While restaurants and these services continue to compete for our dining dollars, a host of new consumer web startups have mushroomed to fill in some gaps and create interesting new ways for us to chow down. New companies like Gobble and Grubly create local peer-to-peer marketplaces for homecooked meals that are either delivered or available for pickup. Instead of heating up frozen pizza or ordering mediocre takeout, these services help home cooks build up a reputation (and a little extra income). Kitchit’s aim is slightly different, to free those who actually make the food (the cooks) and bring them into our homes so that we can have friends over for dinner and turn our apartments and houses into restaurants.

While these services focus on meals in the house, others focus on getting us out of the house and to grub with new folks. Grubwithus has a clever model for driving groups of friends or strangers to a new restaurant, offering the proprietor a number of seats under one pre-fixe bill while giving diners the chance to meet people at new or favorite dining establishments. Housefed is a service for people to eat homecooked meals with others at the cook’s home, whether in the city you live or while on the road. (Tip: Hunt for the Housefed blog, it counters much of the Silicon Valley groupthink.) We’ve all experienced the monotony of eating with the same people over and over again, or getting caught in tourist-trap restaurants while traveling, longing for that elusive home-cooked meal with local fare. Grubwithus and Housefed help break that monotony, and that’s a very good thing.
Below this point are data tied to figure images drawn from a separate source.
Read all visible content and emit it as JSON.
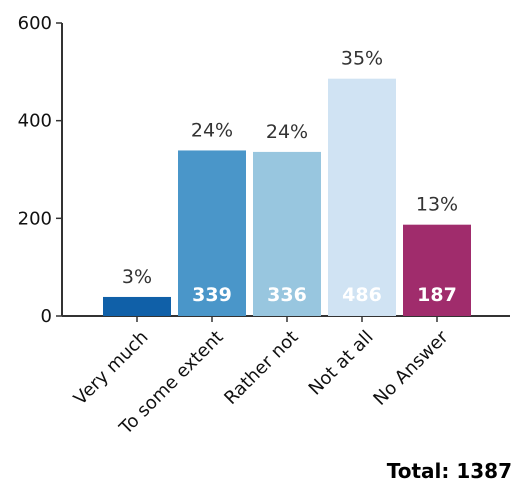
{
  "chart_data": {
    "type": "bar",
    "categories": [
      "Very much",
      "To some extent",
      "Rather not",
      "Not at all",
      "No Answer"
    ],
    "values": [
      39,
      339,
      336,
      486,
      187
    ],
    "percent_labels": [
      "3%",
      "24%",
      "24%",
      "35%",
      "13%"
    ],
    "count_labels": [
      "",
      "339",
      "336",
      "486",
      "187"
    ],
    "colors": [
      "#1060a8",
      "#4a96c9",
      "#98c6df",
      "#d0e3f3",
      "#a02c6c"
    ],
    "ylim": [
      0,
      600
    ],
    "yticks": [
      0,
      200,
      400,
      600
    ],
    "ytick_labels": [
      "0",
      "200",
      "400",
      "600"
    ],
    "grid": false,
    "legend": "none"
  },
  "total_label": "Total: 1387"
}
All of this is happening because of the convergence of a number of trends. Our economy is struggling to regain its footing. We’ve become more educated about the dangers of poor nutrition, the hazards of frozen food, and dietary effects of portion sizes. Diabetes is a legitimate health threat. We have to commute more, from suburb to suburb, as job tenures become shorter. We marry later in life. Then, we divorce. Both parents work, or there’s just one parent. Kids don’t take as much of an interest in cooking their own food, let alone having any curiosity as to where it comes from. And with technology to make us more productive and/or to distract us, we oftentimes get caught in situations where we turn one of humankind’s most social habits into an anti-social event, a means to an end.

As Robert Putnam, the author of Bowling Alone, might say, we’re also “Eating Alone,” at least some of the time, and we’re content with it. Despite the popularity of the Food Network, one of its most attractive personalities, Jamie Oliver, wasn’t able to take healthy eating and education mainstream—his show, Food Revolution, had six episodes in 2010 and was yanked off the air after two spots in 2011 because of low ratings, replaced replaced by Dancing with the Stars.

We are separated from what we eat. We lose that connection as to where the food came from in the first place, where it was planted, harvested, and how it ended up prepared on our plate. That’s what excites me about this particular batch of startups. They may or may not create a Google-like technology giant, but that’s not the point. They’re riding social networks and creating peer-to-peer economies, allowing us to connect with others around food and offering an interesting (and sometimes cheaper and healthier) alternative to frozen dinners and overpriced restaurants. Technology will probably never be able to answer the question “Where should we eat?” That’s OK. What’s important is that how we answer the question could be different in the future, and that’s a good thing. After all, we’re not just what we eat—we’re also where we eat and whom we eat with.